Ob zu Hause auf dem Sofa, in der Pause auf dem Schulhof oder zum Leidwesen vieler Eltern am Esstisch: Viele Jugendliche können die Hände kaum noch vom Smartphone lassen. Auf Mallorca gab es einen Fall, da ist ein Junge von zu Hause ausgerissen und hat sich bei Freunden versteckt, weil seine Eltern ihm das Smartphone wegnehmen wollten. Therapeutin Joana María Solano kümmert sich um solche Fälle, zehn bearbeitet sie zurzeit. Seit Juni 2017 hilft sie in Palma Jugendlichen, die eine Sucht nach dem Smartphone entwickelt haben. Sie arbeitet für die Stiftung Proyecto Hombre, die sich eigentlich um Drogensüchtige kümmert. Seit 30 Jahren organisiert man in 27 Zentren in Spanien Therapien. Jetzt bietet man auch Familien Unterstützung an, bei denen das Handy zum Problem wird.

Laut spanischem Gesundheitsministerium sind 18 Prozent der 14- bis 17-Jährigen von der neuen Handy- und Internetsucht betroffen, die man kurz „Maids" nennt - „Mobile and Internet Dependency Syndrome". Zu „Maids" gehören auch andere Süchte: „Es gibt Jugendliche die glauben, ohne Videospiele nicht leben zu können", so die Therapeutin. Kids, die deshalb tagelang ihr Zimmer nicht mehr verlassen, bezeichnet man mit dem japanischen Begriff Hikikomori. Auch der Bereich der Online-Glücksspielsucht falle in die Kategorie der „Maids".

Nach Erkenntnissen des Psychologen-Verbandes in Spanien hatten 48 Prozent der 14- bis 17-Jährigen, die mehr als fünf Stunden am Tag am Handy verbringen, schon einmal mit Depressionen oder Selbstmordgedanken zu kämpfen. Die Nutzer werden auch immer jünger, bereits ab 9 Jahren würden viele Kinder ein eigenes Smartphone besitzen, so Joana María Solano. „Das Gerät ist inzwischen das beliebteste Geschenk von Eltern bei Kommunionsfeiern", sagt sie.

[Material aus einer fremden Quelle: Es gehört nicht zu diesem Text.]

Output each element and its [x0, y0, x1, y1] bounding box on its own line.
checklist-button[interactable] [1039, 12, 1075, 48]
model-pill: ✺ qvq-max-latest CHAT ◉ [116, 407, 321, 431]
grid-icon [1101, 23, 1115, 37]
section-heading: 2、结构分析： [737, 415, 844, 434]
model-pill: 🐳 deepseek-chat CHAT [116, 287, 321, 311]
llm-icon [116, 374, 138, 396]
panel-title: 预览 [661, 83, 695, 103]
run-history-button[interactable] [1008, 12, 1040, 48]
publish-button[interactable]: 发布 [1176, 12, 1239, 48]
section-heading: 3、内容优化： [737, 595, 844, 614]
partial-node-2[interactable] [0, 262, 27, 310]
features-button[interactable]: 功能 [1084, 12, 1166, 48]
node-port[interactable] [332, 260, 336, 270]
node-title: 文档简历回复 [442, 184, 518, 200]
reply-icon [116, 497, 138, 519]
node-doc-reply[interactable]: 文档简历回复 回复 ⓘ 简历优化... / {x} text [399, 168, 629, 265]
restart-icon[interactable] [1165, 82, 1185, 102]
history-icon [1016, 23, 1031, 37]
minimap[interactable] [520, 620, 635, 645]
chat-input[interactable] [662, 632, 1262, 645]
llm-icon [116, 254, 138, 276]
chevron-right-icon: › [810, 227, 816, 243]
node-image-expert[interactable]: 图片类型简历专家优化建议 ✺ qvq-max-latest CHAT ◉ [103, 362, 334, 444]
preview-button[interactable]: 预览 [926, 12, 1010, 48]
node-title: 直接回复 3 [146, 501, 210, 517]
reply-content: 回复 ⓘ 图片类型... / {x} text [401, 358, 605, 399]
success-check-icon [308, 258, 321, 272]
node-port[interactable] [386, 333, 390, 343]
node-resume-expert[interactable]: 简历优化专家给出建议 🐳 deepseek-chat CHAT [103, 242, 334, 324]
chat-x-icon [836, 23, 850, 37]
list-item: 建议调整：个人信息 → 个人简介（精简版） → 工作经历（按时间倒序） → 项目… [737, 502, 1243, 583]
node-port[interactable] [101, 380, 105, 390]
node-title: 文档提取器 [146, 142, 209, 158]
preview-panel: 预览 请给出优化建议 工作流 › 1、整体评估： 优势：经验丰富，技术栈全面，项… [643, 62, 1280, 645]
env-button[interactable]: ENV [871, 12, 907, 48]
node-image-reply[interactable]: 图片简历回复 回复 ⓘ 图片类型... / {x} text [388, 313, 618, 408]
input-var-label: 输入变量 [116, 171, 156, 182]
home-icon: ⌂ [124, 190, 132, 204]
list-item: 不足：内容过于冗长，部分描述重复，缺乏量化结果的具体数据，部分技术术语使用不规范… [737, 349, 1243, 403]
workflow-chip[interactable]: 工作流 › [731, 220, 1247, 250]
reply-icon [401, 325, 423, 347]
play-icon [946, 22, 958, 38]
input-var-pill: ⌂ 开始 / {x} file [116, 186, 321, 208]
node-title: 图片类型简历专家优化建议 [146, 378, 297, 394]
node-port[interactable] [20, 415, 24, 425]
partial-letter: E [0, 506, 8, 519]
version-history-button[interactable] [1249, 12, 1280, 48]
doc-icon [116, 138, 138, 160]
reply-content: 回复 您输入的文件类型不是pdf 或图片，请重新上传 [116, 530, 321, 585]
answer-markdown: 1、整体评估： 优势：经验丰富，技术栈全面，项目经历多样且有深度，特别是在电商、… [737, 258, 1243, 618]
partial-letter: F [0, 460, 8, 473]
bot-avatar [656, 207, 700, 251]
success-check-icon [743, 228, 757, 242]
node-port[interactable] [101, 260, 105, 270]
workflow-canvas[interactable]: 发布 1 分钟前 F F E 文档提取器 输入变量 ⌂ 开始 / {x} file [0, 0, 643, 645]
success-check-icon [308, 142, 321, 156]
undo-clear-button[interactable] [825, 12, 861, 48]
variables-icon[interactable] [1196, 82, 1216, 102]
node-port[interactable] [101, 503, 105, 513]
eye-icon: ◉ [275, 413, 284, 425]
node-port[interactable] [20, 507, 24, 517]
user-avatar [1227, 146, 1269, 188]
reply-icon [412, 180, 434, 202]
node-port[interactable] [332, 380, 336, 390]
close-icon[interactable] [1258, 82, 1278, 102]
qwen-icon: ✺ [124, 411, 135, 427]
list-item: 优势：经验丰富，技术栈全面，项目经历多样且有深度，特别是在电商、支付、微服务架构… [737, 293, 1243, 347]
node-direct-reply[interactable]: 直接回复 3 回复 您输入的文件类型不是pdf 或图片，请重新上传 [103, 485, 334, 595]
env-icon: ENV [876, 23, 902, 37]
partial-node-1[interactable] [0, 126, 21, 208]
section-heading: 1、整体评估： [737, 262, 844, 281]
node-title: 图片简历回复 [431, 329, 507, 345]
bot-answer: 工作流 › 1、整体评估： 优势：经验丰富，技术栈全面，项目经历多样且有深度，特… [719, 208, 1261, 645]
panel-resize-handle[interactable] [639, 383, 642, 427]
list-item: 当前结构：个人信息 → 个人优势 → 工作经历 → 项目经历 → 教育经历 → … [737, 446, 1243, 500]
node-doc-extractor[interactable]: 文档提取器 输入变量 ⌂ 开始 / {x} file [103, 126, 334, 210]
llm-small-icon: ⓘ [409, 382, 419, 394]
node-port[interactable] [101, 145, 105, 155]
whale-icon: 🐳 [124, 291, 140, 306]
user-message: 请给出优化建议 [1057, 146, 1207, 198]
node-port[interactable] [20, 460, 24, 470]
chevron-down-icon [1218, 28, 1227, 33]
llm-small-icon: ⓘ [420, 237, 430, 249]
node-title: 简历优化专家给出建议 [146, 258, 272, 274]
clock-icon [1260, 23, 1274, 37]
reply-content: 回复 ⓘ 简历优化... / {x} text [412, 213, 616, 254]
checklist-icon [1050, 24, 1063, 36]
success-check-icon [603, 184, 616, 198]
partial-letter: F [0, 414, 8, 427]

Ein erstes Anzeichen dafür, dass sich eine Abhängigkeit entwickelt habe, sei bereits, wenn das Kind das Handy abends mit ins Bett nehmen würde und nicht mehr schlafen könne. Als Folge davon könnten sich die Kinder in der Schule wegen des Schlafmangels nicht mehr konzentrieren. Ein beratendes Gespräch sei ratsam, wenn der Jugendliche aggressiv reagiert, sobald man ihm das Handy entziehen wolle. „Dann wird es Zeit, zu uns zu kommen." Solano berichtet von einem Fall, bei dem ein Mädchen die Mutter gebissen habe, als die Erwachsene dem Kind das Handy wegnehmen wollte. Eine Veränderung in der Kinder-Erziehung würde die Sucht noch verschlimmern. Dazu gehöre das sogenannte Kleiner-Kaiser-Syndrom. „Wenn Kinder von den Eltern verwöhnt werden und fast alles dürfen, entwickeln sich manche Jugendliche zu einem regelrechten Haustyrannen", sagt Joana María Solano. Diese Tendenz sei vor allem im Mittelstand zu beobachten. „Viele Eltern sparen bei sich selbst und nehmen sogar Kredite für Schulbücher auf, schenken ihren Kindern aber Smartphones im Wert von 1.000 Euro." Diese Eltern wüssten gar nicht, wie sehr sie ihren Kindern mit dieser Nachsichtigkeit schaden. „Für Kleine-Kaiser-Kinder ist die Anstrengung kein Wert mehr an sich", so Joana María Solano. Die Gewalt, die diese verwöhnten Gören gegenüber ihren Eltern ausüben, habe sich in den letzten Jahren in Spanien verdreifacht, so die Therapeutin. ­Eine Verhaltensregel, die sie in ihren Therapien vermitteln will, sei: „Ein Handy gehört grundsätzlich nicht ins Kinderzimmer." Das müssten gerade die Eltern lernen. Sie spricht dabei von einer „Umerziehung", die beim Proyecto Hombre vorgenommen werde. Die Eltern sollten ihren Kindern am besten von Anfang an klarmachen, dass selbst ein geschenktes Smartphone nur geliehen sei. Außerdem empfiehlt sie, sogenannte Kontroll-Apps zu installieren, mit denen man das Nutzungsverhalten der Kinder nachvollziehen könne. Anbieten würden sich dafür die Programme „Pocket Nanny" oder „Family Tracker".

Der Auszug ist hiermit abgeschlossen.